"Permendikbud 51 tahun 2018 ini merupakan bentuk peneguhan dan penyempurnaan dari sistem zonasi yang ada," ujar Menteri Pendidikan dan Kebudayaan (Mendikbud) Muhadjir Effendy dalam konferensi pers di Jakarta, Selasa.
Mendikbud menjelaskan bahwa peraturan tersebut akan digunakan sebagai cetak biru dalam mengidentifikasi permasalahan yang ada di sektor pendidikan. Nantinya setiap masalah diselesaikan berdasarkan zona yang ada, begitu juga dengan ketersediaan fasilitas sekolah dan sebaran siswa. "Mulai tahun ini, penggunaan surat keterangan tidak mampu (SKTM) tidak lagi berlaku," kata Mendikbud menambahkan.
Penerimaan siswa baru dilaksanakan melalui tiga jalur yaitu zonasi dengan kuota minimal 90 persen, prestasi dengan kuota maksimal lima persen dan jalur perpindahan orang tua dengan kuota maksimal lima persen.

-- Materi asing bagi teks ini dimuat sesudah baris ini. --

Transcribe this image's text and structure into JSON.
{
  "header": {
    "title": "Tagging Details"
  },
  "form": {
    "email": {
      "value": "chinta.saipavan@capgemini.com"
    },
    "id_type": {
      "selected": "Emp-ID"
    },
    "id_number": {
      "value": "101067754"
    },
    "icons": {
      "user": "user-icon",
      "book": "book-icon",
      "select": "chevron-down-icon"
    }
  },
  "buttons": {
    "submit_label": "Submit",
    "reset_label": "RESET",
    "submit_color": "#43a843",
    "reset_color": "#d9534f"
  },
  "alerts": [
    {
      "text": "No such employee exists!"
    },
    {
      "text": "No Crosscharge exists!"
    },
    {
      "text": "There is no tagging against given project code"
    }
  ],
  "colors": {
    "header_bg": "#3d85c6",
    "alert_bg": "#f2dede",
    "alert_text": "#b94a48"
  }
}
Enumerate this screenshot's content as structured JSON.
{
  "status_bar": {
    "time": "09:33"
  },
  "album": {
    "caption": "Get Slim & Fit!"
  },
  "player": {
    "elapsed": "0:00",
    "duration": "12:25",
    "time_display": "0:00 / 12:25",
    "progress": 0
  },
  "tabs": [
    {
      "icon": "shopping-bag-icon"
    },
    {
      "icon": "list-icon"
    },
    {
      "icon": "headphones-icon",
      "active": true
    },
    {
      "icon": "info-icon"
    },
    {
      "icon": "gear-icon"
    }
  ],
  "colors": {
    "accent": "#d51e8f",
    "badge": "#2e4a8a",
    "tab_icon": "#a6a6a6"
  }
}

Dia menjelaskan kuota 90 persen tersebut sudah termasuk peserta didik yang tidak mampu dan penyandang disabilitas pada sekolah yang menyelenggarakan layanan inklusif.
Sementara, untuk jalur prestasi diperuntukkan bagi siswa yang berdomisili di luar zonasi sekolah. Untuk jalur prestasi ditentukan oleh nilai Ujian Nasional (UN) ataupun dari hasil perlombaan di bidang akademik dan nonakademik. "Kuota lainnya yakni jalur perpindahan orang tua hanya untuk darurat saja. Misalnya mengikuti orang tuanya pindah tugas," jelas dia.
Untuk pendaftaran siswa tersebut, harus melampirkan Kartu Keluarga (KK) yang diterbitkan minimal satu tahun sebelumnya, jika tidak ada KK dapat diganti dengan Surat Keterangan (Suket) domisili dari RT/RW.
Dalam kesempatan itu, Mendikbud juga meminta agar pemerintah daerah harus membuat petunjuk teknis (juknis) PPDB dengan Peraturan Kepada Daerah yang berpedoman kepada Permendikbud Nomor 51 Tahun 2018 tentang PPDB. Petunjuk teknis itu harus mengatur kriteria, pembagian zona, dan pendataan siswa di setiap zona, paling lambat satu bulan sebelum PPDB dimulai.
Tidak berlaku SMK
Sementara itu Direktur Jenderal Pendidikan Dasar dan Menengah (Dikdasmen) Kementerian Pendidikan dan Kebudayaan (Kemendikbud) Hamid Muhammad mengatakan Permendikbud Nomor 51 tahun 2018 tentang penerimaan peserta didik baru (PPDB) 2019 tidak berlaku untuk SMK. "Seleksi untuk siswa SMK dengan mempertimbangkan nilai Ujian Nasional (UN) tidak berdasarkan sistem zonasi," ujar Hamid dalam taklimat media di Jakarta, Selasa.
Dia menambahkan proses seleksi untuk SMK dengan mempertimbangkan hasil tes bakat dan minat sesuai dengan bidang keahlian, hasil perlombaan, dan jika hasil UN dan hasil seleksi lainnya sama maka sekolah memprioritaskan calon peserta didik yang berdomisili pada wilayah provinsi atau kabupaten/kota yang sama dengan SMK yang bersangkutan.
Permendikbud tersebut juga tidak berlaku untuk sekolah swasta, satuan pendidikan kerja sama, sekolah Indonesia di luar negeri, sekolah pendidikan khusus, sekolah layanan khusus, sekolah berasrama, sekolah 3T, dan sekolah di daerah yang tidak dapat memenuhi ketentuan jumlah siswa dalam satu rombel.
Kondisi itu berbeda dengan sistem penerimaan di jenjang SD hingga SMA yang berdasarkan sistem zonasi. Hal itu diatur dalam Permendikbud Nomor 51 tahun 2018 tentang penerimaan peserta didik baru 2019 yang diluncurkan dalam kesempatan yang sama.
Hamid menjelaskan bahwa SMK tidak bisa berdasarkan sistem zonasi, karena tidak di setiap zonasi ada SMK yang memiliki kejuruan yang sama. Misalnya untuk SMK bidang seni mungkin hanya ada satu di setiap provinsi.